К ночи у земли стало черно и сыро, а на небе, среди угрюмых туч, открылась глубокая синяя прорубь. Михаил и Хлопьянов засобирались на рыбный лов, за село, на реку, где сети перегораживали течение, и морская рыба по приливной волне двигалась вверх по течению, попадала в тенета.
За окном прошли, невнятно гудя голосами, мужики, промелькали фонариками. Анна протянула мужу клееную, с капюшоном робу, ручной фонарь, а Хлопьянову – толстый, на вате бушлат. Укутывались потеплее, натягивали резиновые сапоги.
– Мы там издрогнем, так вы тут баньку погорячей истопите. Рыбацкие кости греть, – ухмылялся Михаил, застегивая лямки своей клеенчатой робы.
– Баню и пироги! – откликнулась Анна, помогая мужу.
Катя подошла к Хлопьянову, застегнула ему пуговицу на бушлате, и эта малая мимолетная забота растрогала его, и он подумал: так и будет, он – рыбак, вместе с артелью уходит на лов, а она, жена, снаряжает его, напутствует, с нетерпением ждет обратно.
– Пошли, – сказал Михаил, пригибаясь, кося плечами, вышел из избы.
Было холодно, сочно, темно. На небе оставалась длинная голубая промоина, сквозь которую, из другого мироздания и неба, лилась негасимая лазурь. Река набухла, приливная вода поглотила камни, подступила к черным баням, текла ровно, мощно, вспыхивая редкими отсветами.
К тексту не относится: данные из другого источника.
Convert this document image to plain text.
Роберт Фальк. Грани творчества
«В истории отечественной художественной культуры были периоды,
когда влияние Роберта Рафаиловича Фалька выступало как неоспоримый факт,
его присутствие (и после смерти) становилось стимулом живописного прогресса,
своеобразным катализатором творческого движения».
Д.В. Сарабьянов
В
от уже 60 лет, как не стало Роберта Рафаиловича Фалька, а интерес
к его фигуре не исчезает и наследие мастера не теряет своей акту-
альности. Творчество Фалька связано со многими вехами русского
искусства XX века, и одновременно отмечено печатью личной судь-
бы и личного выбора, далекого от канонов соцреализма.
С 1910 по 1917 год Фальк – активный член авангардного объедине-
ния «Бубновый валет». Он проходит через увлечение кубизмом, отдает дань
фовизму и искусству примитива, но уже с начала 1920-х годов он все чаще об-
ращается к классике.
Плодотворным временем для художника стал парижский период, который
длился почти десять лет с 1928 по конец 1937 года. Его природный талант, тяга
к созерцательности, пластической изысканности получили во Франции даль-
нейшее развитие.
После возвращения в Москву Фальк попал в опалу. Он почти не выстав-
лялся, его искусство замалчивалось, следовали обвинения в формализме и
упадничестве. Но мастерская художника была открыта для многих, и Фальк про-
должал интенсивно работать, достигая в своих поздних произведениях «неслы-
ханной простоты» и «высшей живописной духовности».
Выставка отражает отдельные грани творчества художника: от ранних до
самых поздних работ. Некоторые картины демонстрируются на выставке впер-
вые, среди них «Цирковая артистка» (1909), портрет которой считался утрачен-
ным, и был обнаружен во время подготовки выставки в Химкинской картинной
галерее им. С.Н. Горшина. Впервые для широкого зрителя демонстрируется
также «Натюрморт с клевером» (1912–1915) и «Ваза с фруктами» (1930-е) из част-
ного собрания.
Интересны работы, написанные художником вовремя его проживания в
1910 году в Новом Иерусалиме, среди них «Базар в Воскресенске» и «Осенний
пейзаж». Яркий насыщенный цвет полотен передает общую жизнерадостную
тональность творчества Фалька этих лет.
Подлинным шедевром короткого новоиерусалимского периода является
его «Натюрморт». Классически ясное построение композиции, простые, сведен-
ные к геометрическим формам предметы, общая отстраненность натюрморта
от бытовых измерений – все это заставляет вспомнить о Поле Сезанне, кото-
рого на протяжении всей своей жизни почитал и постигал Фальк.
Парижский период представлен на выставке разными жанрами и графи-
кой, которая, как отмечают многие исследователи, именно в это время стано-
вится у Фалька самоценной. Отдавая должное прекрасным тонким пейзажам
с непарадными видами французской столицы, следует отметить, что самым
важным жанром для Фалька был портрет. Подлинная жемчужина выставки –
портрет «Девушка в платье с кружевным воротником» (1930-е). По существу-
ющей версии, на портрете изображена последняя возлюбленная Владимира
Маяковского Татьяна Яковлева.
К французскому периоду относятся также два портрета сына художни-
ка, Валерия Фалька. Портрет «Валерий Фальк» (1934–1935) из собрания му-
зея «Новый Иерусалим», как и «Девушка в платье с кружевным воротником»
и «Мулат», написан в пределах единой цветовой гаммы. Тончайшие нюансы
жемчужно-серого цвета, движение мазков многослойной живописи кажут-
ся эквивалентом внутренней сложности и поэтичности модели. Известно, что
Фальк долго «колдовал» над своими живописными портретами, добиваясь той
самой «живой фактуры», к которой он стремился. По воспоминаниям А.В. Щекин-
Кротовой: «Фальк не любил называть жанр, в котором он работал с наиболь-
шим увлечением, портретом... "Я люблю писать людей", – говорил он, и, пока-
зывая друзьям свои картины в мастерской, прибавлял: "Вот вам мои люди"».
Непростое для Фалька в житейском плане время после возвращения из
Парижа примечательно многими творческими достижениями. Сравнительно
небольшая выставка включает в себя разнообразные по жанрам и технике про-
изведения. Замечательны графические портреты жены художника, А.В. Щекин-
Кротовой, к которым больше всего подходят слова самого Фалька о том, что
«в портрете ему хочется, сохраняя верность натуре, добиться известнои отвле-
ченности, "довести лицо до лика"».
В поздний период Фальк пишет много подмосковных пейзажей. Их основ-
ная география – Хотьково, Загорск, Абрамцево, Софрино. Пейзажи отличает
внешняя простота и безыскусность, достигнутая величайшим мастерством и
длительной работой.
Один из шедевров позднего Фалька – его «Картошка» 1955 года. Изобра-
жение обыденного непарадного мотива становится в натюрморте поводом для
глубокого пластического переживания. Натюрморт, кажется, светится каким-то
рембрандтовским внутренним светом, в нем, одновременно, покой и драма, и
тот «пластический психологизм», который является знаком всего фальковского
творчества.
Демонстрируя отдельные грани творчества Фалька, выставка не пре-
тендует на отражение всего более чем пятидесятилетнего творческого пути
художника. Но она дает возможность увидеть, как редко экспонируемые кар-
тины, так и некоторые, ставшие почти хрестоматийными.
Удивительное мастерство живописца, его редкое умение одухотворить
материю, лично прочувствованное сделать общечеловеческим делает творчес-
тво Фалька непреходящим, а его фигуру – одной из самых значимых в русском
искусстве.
Миновали церковь, ее черный косой короб, дохнувший тленом. Обогнули кладбище, слабо белевшее крестами. Шли вдоль реки по тропке, сквозь мелколесье. Невидимая ветка небольно хлестнула его по лицу, и Хлопьянов ощутил на губах вкус осеннего горького листа, свою с ним случайную и уже неповторимую встречу.
Хлопьянов приотстал, вдыхал холодный воздух, в котором, не смешиваясь, струились сочные запахи, – прогорклой осенней листвы, ледяной воды, рыбьей слизи, невидимого, притаившегося в деревьях зверья. Мелькнула на синем прогале неба круглоголовая, с пышными крыльями, сова. Под кручей на воде вздулся и тут же погас голубой бурун, словно след от рыбьего плавника. Шагая по тропинке, чувствуя, как горячо от ходьбы его упругим и сильным мышцам, Хлопьянов переживал этот маленький отрезок пути над сверкающей осенней рекой, как продолжение огромного, выпавшего ему на долю движения от рождения к смерти. В него укладывались другие отрезки, – тот кусочек лестницы в подъезде московского дома, который каждый раз пробегал, страшась притаившихся в подвале чудовищ, и та аллея на кладбище, по которой нес на плечах гроб с дедом, и у самых глаз свисала из гроба красная сырая гвоздика, и та афганская пыльная тропка, выбитая горными козами, над которой светилась растяжка замаскированной мины, и коридор в провинциальной гостинице, по которому крался впотьмах, и в соседнем номере незаперта дверь, белеет в темноте женское ждущее лицо. И теперь – эта тропка над северной холодной рекой, куда привела его загадочная линия жизни, и он идет, в предвкушении чуда, сопровождаемый невидимыми льдистыми рыбинами.
Ощущение неповторимости этого отрезка пути, этого бесценного промежутка жизни было столь велико, что он оглянулся, не присутствует ли здесь тот, кто наградил его этим острым переживанием. Но кругом темнел лес, вспыхивала редкая волна на реке и снова, круглоголовая, мягкая, на фоне негаснущей голубой зари, пролетела сова.
Поднялись на холм, услышали гул голосов, негромкий стук мотора. Увидели мигающие огоньки, полосы туманного света, неясные тени. Через минуту оказались у тесового покосившегося сарая с дощатыми сходнями. Трактор светил фарами, блестел гусеницами. Качались на воде причаленные лодки. Мужики погогатывали, покрикивали, толпились на сходнях. В темной подсвеченной глубине сарая громоздились ящики, бочки, мутно белела гора льда.
– Михаил никак нового работника привел! Заместитель по винной части? – гоготнул небритый мужик с ободранной щекой, дохнув на Хлопьянова запахом водки и табака.
– Ты, Никитич, лучше под ноги смотри, а то в прошлый раз пол-лица на досках оставил! – откликнулся Михаил, защищая Хлопьянова от неосторожных шуток и одновременно этим полушутливым ответом помещая Хлопьянова в артельный круг. Кто-то подмигнул, кто-то находу задел локтем, кто-то протянул сигарету. Он был принят в ночную работающую артель, которая осмотрела его, оценила и тут же забыла о нем, занятая трудами и хлопотами.